Do total de R$ 160 bilhões, R$ 124 bilhões referem-se a créditos tributários e não tributários e R$ 36 bilhões tratam de créditos previdenciários. A nota 375 é assinada pelo procurador da Fazenda Nacional Everaldo Souza Passos Filho, coordenador-geral da dívida ativa.

O cálculo se baseia, segundo o documento, no último grande parcelamento especial oferecido em 2009, da Lei nº 11.941. Na época ficou conhecido como Refis da Crise e, segundo Fazenda, é semelhante ao proposto atualmente.

O projeto de lei de conversão alterado em Comissão Mista no Congresso oferece benefícios além dos instituídos na MP, editada no início do ano.

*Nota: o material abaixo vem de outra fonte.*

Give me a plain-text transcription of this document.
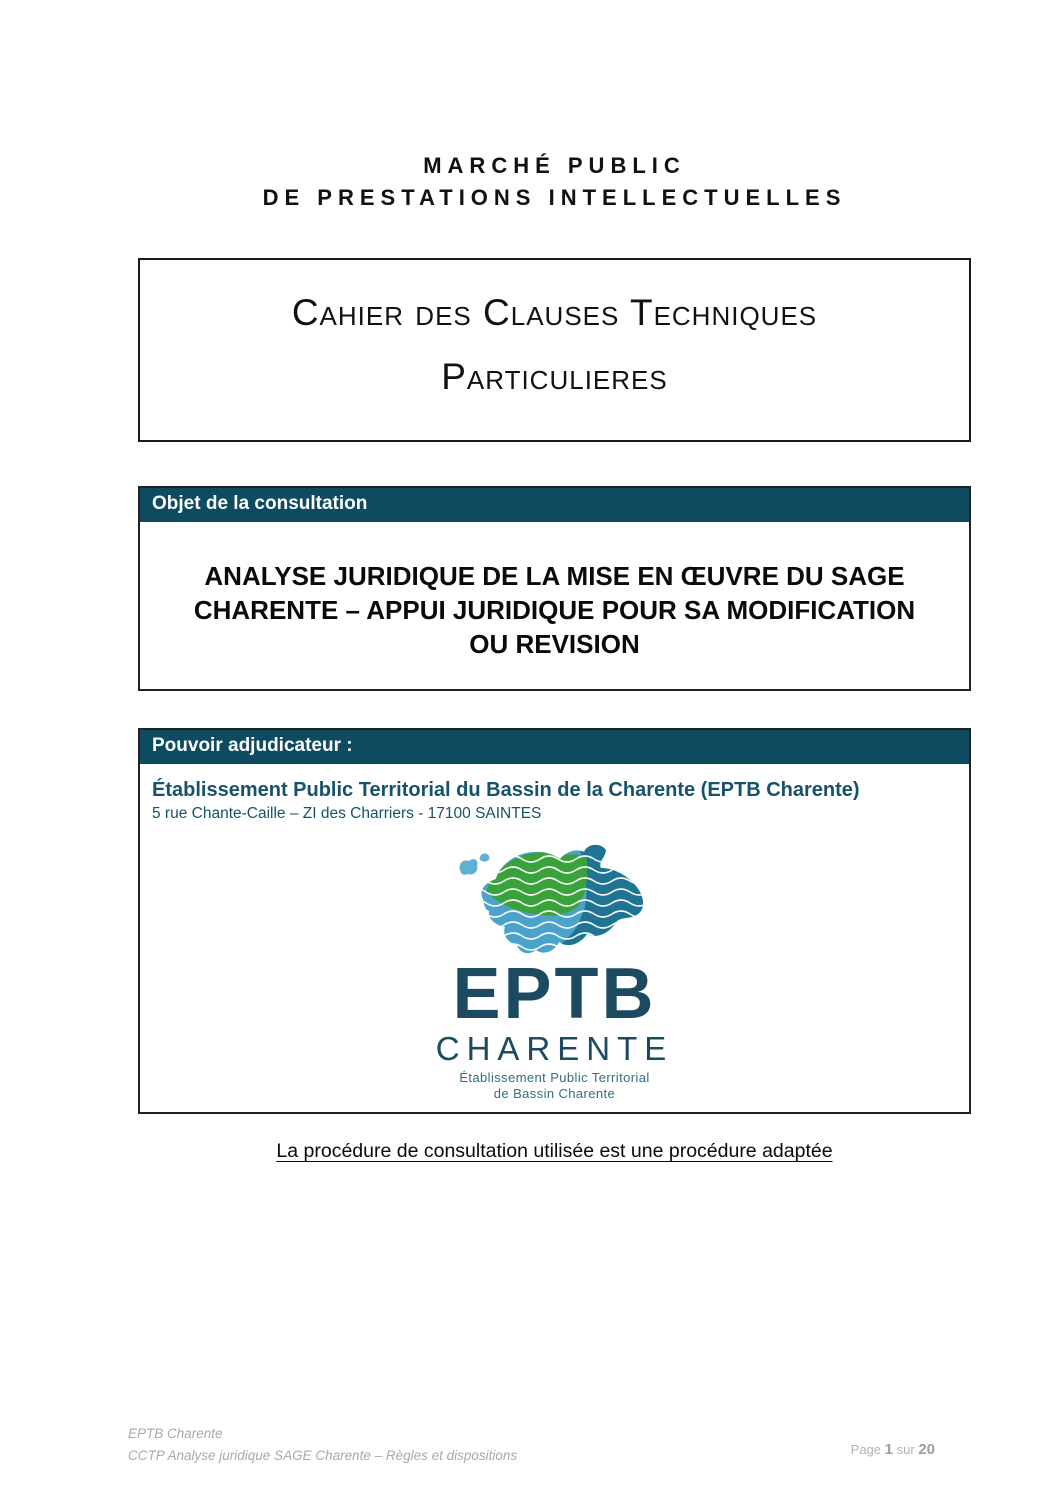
MARCHÉ PUBLIC
DE PRESTATIONS INTELLECTUELLES
Cahier des Clauses Techniques
Particulieres
Objet de la consultation
ANALYSE JURIDIQUE DE LA MISE EN ŒUVRE DU SAGE
CHARENTE – APPUI JURIDIQUE POUR SA MODIFICATION
OU REVISION
Pouvoir adjudicateur :
Établissement Public Territorial du Bassin de la Charente (EPTB Charente)
5 rue Chante-Caille – ZI des Charriers - 17100 SAINTES
EPTB
CHARENTE
Établissement Public Territorial
de Bassin Charente
La procédure de consultation utilisée est une procédure adaptée
EPTB Charente
CCTP Analyse juridique SAGE Charente – Règles et dispositions	Page 1 sur 20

Com o novo texto, a União poderá conceder descontos de até 90% sobre juros e multas, 99% sobre encargos legais. Além da possibilidade de compensação com prejuízo fiscal sem qualquer limitação, bônus de adimplência de até 10% sobre as parcelas pagas e o parcelamento da dívida elevado de 120 meses para 240 meses.

De acordo com os cálculos da procuradoria, no momento da consolidação do parcelamento do Refis da Crise, em setembro de 2011, o estoque da dívida ativa não previdenciária, era de R$ 757,29 bilhões. O montante parcelado foi de R$ 95,53 bilhões, correspondente 12,61% do estoque total.

Considerando que o estoque da dívida ativa tributária e não tributária em março de 2017 era de R$ 1,47 trilhão, a PGFN estima que o mesmo percentual de 12,61% seja parcelado no âmbito deste novo programa. "Isso quer dizer que se espera que débitos não previdenciários no valor de R$ 185,43 bilhões sejam parcelados". Segundo a nota, com as mesmas proporções ao estoque previdenciário, hoje de cerca de R$ 422 bilhões, espera-se que R$ 53,39 bilhões sejam incluídos no programa

De acordo com a nota, isso representaria que, de um crédito original de R$ 238 bilhões, a União poderá receber apenas R$ 78 bilhões. "O montante pode ser ainda menor, dada a possibilidade de pagamento da dívida com prejuízo fiscal (créditos fictos), em que não entra numerário para o caixa do Tesouro", diz a nota.

Pelo perfil das adesões ao parcelamento de 2009, excluídos os débitos previdenciários, a PGFN afirma que "82% do valor parcelado corresponde a dívidas de empresas de maior porte. Ou seja, a renúncia de receita beneficia majoritariamente as grandes empresas".

Segundo o tributarista Rafael Capaz Goulart, do Abreu Faria Goulart & Santos Advogados, o ato da PGFN é insensível à realidade das empresas. "Ao apontar o prejuízo da União não se preocupa com as dificuldades dos contribuintes que teriam no programa a possibilidade de recuperação".

Para Goulart, o programa da MP 766 não incentiva as companhias a participar, tanto que há baixa adesão. "Da forma como o projeto foi aprovado na Comissão Mista as reduções são muito mais expressivas e sem dúvida geraria um grande incentivo". afirma o advogado.